Friday, April 13, 2007

15x4
4 photographers & 15 subjects

The Fantastic Four: Tapu Javeri, Amean J, Izdeyar Setna & Arif Mahmood

Four of the most well known names in photography are coming together in an exhibition, titled “15X4”, which opens today at the Indus Valley School of Art and Architecture art gallery. The exhibition will remain on display till Thursday April 19, 2007. The photographers of choice are Amean J, Arif Mahmood, Izdeyar Setna and Tapu Javeri. The exhibition centres around each of them photographing a list of fifteen subjects, mutually selected by the photographers themselves.

The subjects include perhaps Pakistan’s most famous social worker Abdul Sattar Edhi, the queen of Sufi music Abida Parveen, Dr. Adeeb Rizvi from the Sindh Institute of Urology and Transplantation, our very own Ardeshir Cowasjee, one of the most well known musicians in the music industry Ali Azmat, one of the country’s leading architects Arif Hassan, the popular cross-dressing talk show host Begum Nawazish Ali, the CEO of Dawn Newspaper Hameed Haroon, book author and the Minister for Education and Literacy Hameeda Khuhro, one of Pakistan’s original super models Iraj Manzoor, cricket legend Javed Miandad, the first lady of the fashion industry Maheen Khan, the controversial yet entertaining actress Meera, Kathak dancer par excellence Naheed Siddiqui and one of the most well known sculptors in Pakistan, Shahid Sajjad.

This is by far a first artistic collaboration by a team of photographers or a group of visual artists in Pakistan. The exhibition aims to show the different perspectives of the same individuals that each photographer carries and the results are interesting.

Ali Azmat for example, Ali Azmat by Arif Mahmood is very different from the rock star persona he portrays in front of the camera and is portrayed as somewhat of a rebel or the trouble maker who lives next door.

Begum Nawazish Ali by Tapu Javeri is another favourite as; in one photograph he manages to capture the femininity and the graceful masculinity that the Begum and Ali Saleem encapsulate in one character while also depicting the glamour that Begum is known for personifying.

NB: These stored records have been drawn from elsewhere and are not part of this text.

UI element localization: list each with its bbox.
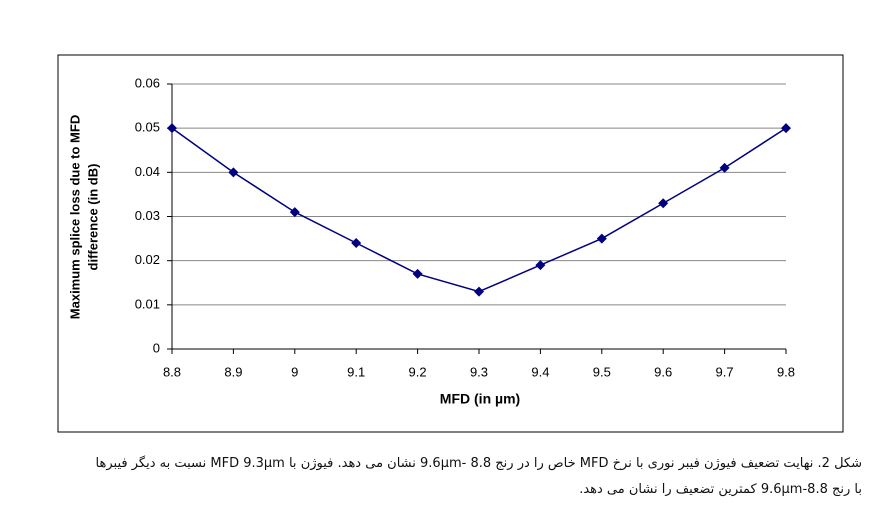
caption-line: با رنج 8.8-9.6µm کمترین تضعیف را نشان می… (579, 482, 862, 497)
y-axis-label: difference (in dB) (85, 164, 100, 271)
marker (535, 260, 546, 271)
marker (781, 123, 791, 134)
marker (474, 286, 484, 297)
x-tick-label: 9 (291, 364, 298, 379)
marker (719, 162, 730, 173)
marker (658, 198, 669, 209)
x-tick-label: 9.3 (470, 364, 488, 379)
series-line (171, 127, 787, 293)
caption-line: شکل 2. نهایت تضعیف فیوژن فیبر نوری با نر… (95, 456, 862, 471)
marker (596, 233, 607, 244)
y-tick-label: 0.04 (135, 164, 160, 179)
marker (351, 238, 362, 248)
y-tick-label: 0.06 (135, 75, 160, 90)
x-tick-label: 9.6 (654, 364, 672, 379)
y-tick-label: 0.03 (135, 208, 160, 223)
y-tick-label: 0 (153, 340, 160, 355)
x-tick-label: 9.8 (777, 364, 795, 379)
x-tick-label: 8.8 (163, 364, 181, 379)
marker (228, 167, 239, 178)
marker (412, 268, 423, 279)
x-axis-label: MFD (in µm) (440, 391, 520, 407)
x-tick-label: 9.4 (531, 364, 549, 379)
x-tick-label: 8.9 (224, 364, 242, 379)
x-tick-label: 9.5 (593, 364, 611, 379)
x-tick-label: 9.2 (409, 364, 427, 379)
chart: MFD (in µm) Maximum splice loss due to M… (57, 54, 844, 433)
chart-frame (57, 54, 844, 433)
marker (167, 123, 177, 134)
x-tick-label: 9.7 (716, 364, 734, 379)
x-tick-label: 9.1 (347, 364, 365, 379)
y-tick-label: 0.02 (135, 252, 160, 267)
y-tick-label: 0.05 (135, 120, 160, 135)
y-axis-label: Maximum splice loss due to MFD (67, 115, 82, 319)
marker (289, 207, 300, 218)
y-tick-label: 0.01 (135, 296, 160, 311)
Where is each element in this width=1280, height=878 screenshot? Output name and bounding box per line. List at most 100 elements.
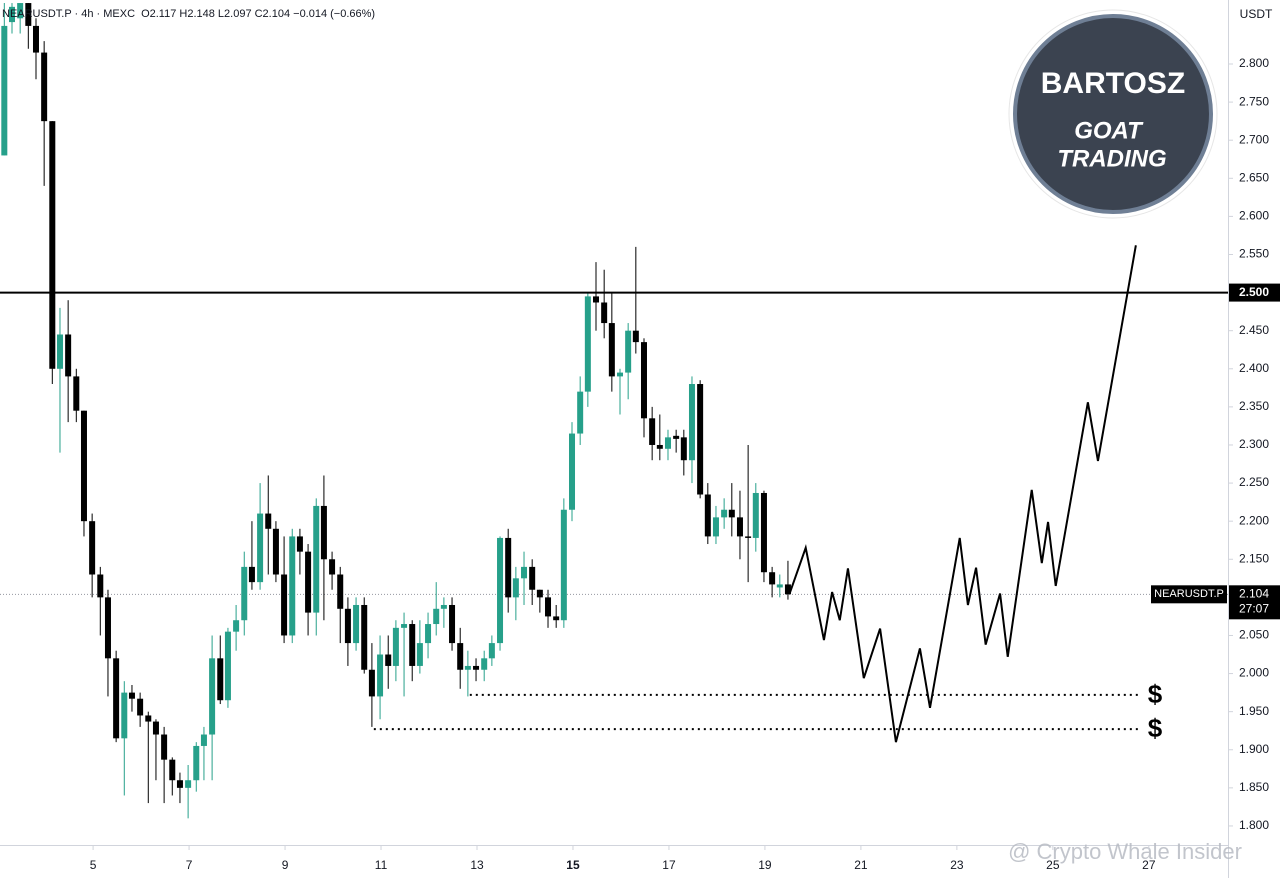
y-tick-label: 2.750 bbox=[1239, 94, 1269, 108]
candle-body bbox=[640, 342, 647, 419]
candle-body bbox=[392, 627, 399, 666]
candle-body bbox=[752, 492, 759, 538]
candle-body bbox=[481, 658, 488, 670]
candle-body bbox=[41, 52, 48, 122]
candle-body bbox=[344, 608, 351, 644]
x-tick-label: 23 bbox=[950, 858, 964, 872]
candle-body bbox=[712, 517, 719, 537]
candle-body bbox=[25, 3, 32, 26]
candle-body bbox=[521, 566, 528, 579]
y-tick-label: 1.900 bbox=[1239, 742, 1269, 756]
candle-body bbox=[784, 584, 791, 595]
candle-body bbox=[73, 376, 80, 411]
y-tick-label: 2.200 bbox=[1239, 513, 1269, 527]
candle-body bbox=[224, 631, 231, 701]
y-tick-label: 1.850 bbox=[1239, 780, 1269, 794]
countdown-label: 27:07 bbox=[1239, 601, 1269, 615]
projection-line bbox=[788, 245, 1137, 743]
candle-body bbox=[608, 323, 615, 377]
candle-body bbox=[473, 665, 480, 670]
candle-body bbox=[313, 505, 320, 613]
x-tick-label: 17 bbox=[662, 858, 676, 872]
y-tick-label: 1.800 bbox=[1239, 818, 1269, 832]
candle-body bbox=[673, 435, 680, 439]
y-tick-label: 2.250 bbox=[1239, 475, 1269, 489]
candle-body bbox=[104, 597, 111, 659]
x-tick-label: 21 bbox=[854, 858, 868, 872]
y-tick-label: 2.150 bbox=[1239, 551, 1269, 565]
candle-body bbox=[616, 372, 623, 377]
candle-body bbox=[281, 574, 288, 636]
candle-body bbox=[577, 391, 584, 434]
logo-title: BARTOSZ bbox=[1041, 67, 1185, 100]
y-tick-label: 2.650 bbox=[1239, 170, 1269, 184]
x-tick-label: 25 bbox=[1046, 858, 1060, 872]
candle-body bbox=[97, 574, 104, 598]
last-price-label: 2.104 bbox=[1239, 586, 1269, 600]
candle-body bbox=[529, 566, 536, 590]
y-tick-label: 2.400 bbox=[1239, 361, 1269, 375]
x-tick-label: 27 bbox=[1142, 858, 1156, 872]
symbol-header: NEARUSDT.P · 4h · MEXC O2.117 H2.148 L2.0… bbox=[2, 8, 375, 20]
level-label-box bbox=[1229, 283, 1280, 302]
candle-body bbox=[632, 330, 639, 343]
y-tick-label: 2.800 bbox=[1239, 56, 1269, 70]
candle-body bbox=[409, 624, 416, 666]
y-tick-label: 2.600 bbox=[1239, 209, 1269, 223]
candle-body bbox=[128, 692, 135, 699]
candle-body bbox=[401, 624, 408, 628]
candle-body bbox=[89, 521, 96, 575]
y-tick-label: 2.050 bbox=[1239, 628, 1269, 642]
x-tick-label: 15 bbox=[566, 858, 580, 872]
candle-body bbox=[457, 643, 464, 670]
candle-body bbox=[305, 551, 312, 613]
logo: BARTOSZ GOAT TRADING bbox=[1008, 9, 1218, 219]
candle-body bbox=[664, 437, 671, 449]
y-tick-label: 2.450 bbox=[1239, 323, 1269, 337]
candle-body bbox=[169, 759, 176, 781]
candle-body bbox=[337, 574, 344, 609]
candle-body bbox=[601, 302, 608, 324]
candle-body bbox=[560, 509, 567, 621]
logo-badge bbox=[1015, 16, 1211, 212]
candle-body bbox=[17, 3, 24, 19]
candle-body bbox=[512, 578, 519, 598]
candle-body bbox=[425, 624, 432, 644]
candle-body bbox=[193, 745, 200, 781]
candle-body bbox=[728, 509, 735, 518]
candle-body bbox=[176, 780, 183, 788]
currency-label: USDT bbox=[1240, 7, 1273, 21]
y-tick-label: 2.700 bbox=[1239, 132, 1269, 146]
candle-body bbox=[488, 643, 495, 659]
candle-body bbox=[145, 715, 152, 722]
candle-body bbox=[368, 669, 375, 697]
candle-body bbox=[745, 536, 752, 538]
liquidity-label: $ bbox=[1148, 713, 1163, 743]
candle-body bbox=[505, 537, 512, 598]
candle-body bbox=[464, 665, 471, 670]
candle-body bbox=[680, 437, 687, 461]
candle-body bbox=[113, 658, 120, 739]
candle-body bbox=[49, 121, 56, 369]
candle-body bbox=[688, 384, 695, 461]
candle-body bbox=[353, 604, 360, 644]
candle-body bbox=[233, 620, 240, 632]
candle-body bbox=[265, 513, 272, 529]
candle-body bbox=[776, 584, 783, 588]
candle-body bbox=[320, 505, 327, 560]
level-label: 2.500 bbox=[1239, 285, 1269, 299]
y-tick-label: 2.350 bbox=[1239, 399, 1269, 413]
candle-body bbox=[721, 509, 728, 518]
candle-body bbox=[361, 604, 368, 670]
candle-body bbox=[329, 559, 336, 575]
y-tick-label: 1.950 bbox=[1239, 704, 1269, 718]
x-tick-label: 7 bbox=[186, 858, 193, 872]
candle-body bbox=[569, 433, 576, 510]
symbol-label-box bbox=[1151, 585, 1227, 604]
candle-body bbox=[248, 566, 255, 583]
candle-body bbox=[545, 597, 552, 617]
watermark: @ Crypto Whale Insider bbox=[1008, 839, 1242, 864]
y-tick-label: 2.300 bbox=[1239, 437, 1269, 451]
candle-body bbox=[736, 517, 743, 537]
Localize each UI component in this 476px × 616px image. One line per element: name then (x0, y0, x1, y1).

Naheed Siddiqui by Izdeyar is almost mystical as she, in a blur of red, holds out her hands as if to embrace while dancing.


Amean J manages to capture Ali Azmat with a secret smile playing on his lips while his interpretation of Hameed Haroon displays the otherwise self-assured Red Baron in a moment of uncharacteristic vulnerability that his expression displays, as if it crossed his face for a moment and had been captured.


The exhibition has managed to generate controversy even before it has opened, with the administration of the Indus Valley School of Art and Architecture finding a photograph of Meera by Tapu Javeri a little inappropriate.


According to Tapu, “There was no objection initially, the gentleman running the gallery saw all the photographs, he first asked me about (the photograph of) Begum Nawazish being (half) naked and I said ‘She’s a boy’ and he said that’s okay and that was the end of the story”, continuing further Tapu said, “in the morning I got a phone call from one of their committee members, who said ‘your picture about Meera needs to be edited and censored, do you have another copy of a different picture?
We find that objectionable because her legs are showing’. Initially I was taken aback and I told them ‘I’ll do something; I’ll edit it or crop it or something’.

“When I came, here and saw the picture again and thought ‘this is nothing’ so all of yesterday they debated and I kept fighting my case saying, ‘there is nothing wrong with this. Your school is a liberal school and an art school and it shouldn’t be censoring. Second of all, it’s a commercial gallery, if it’s not in your clause that you will censor the art then you can’t censor this, you shouldn’t’”

In the morning before the exhibition, however, Tapu claims to have gotten an epiphany and, according to him, “I came here (at the gallery) and I told the gentleman who runs the gallery that I’m going to censor it by taking a marker and hiding her legs like they do in film posters and he thought it was a great idea.


I pulled the picture out of the frame, cross-hatched it, I first wrote ‘censored by IVS’, then I decided that would be too nasty, so I cross hatched it completely and hid that away, I showed it to the principal and he was very sorry, very apologetic and suggested that maybe I should put the original? And I said, ‘No, now it’s censored and it’s going to be like this and I’m not going to bother making another one’ hence there is a controversial picture of Meera, which was never controversial to begin with and that’s that” he finished, with a hint of amusement.

The photographers plan to publish a book containing the photographs sometime in the future.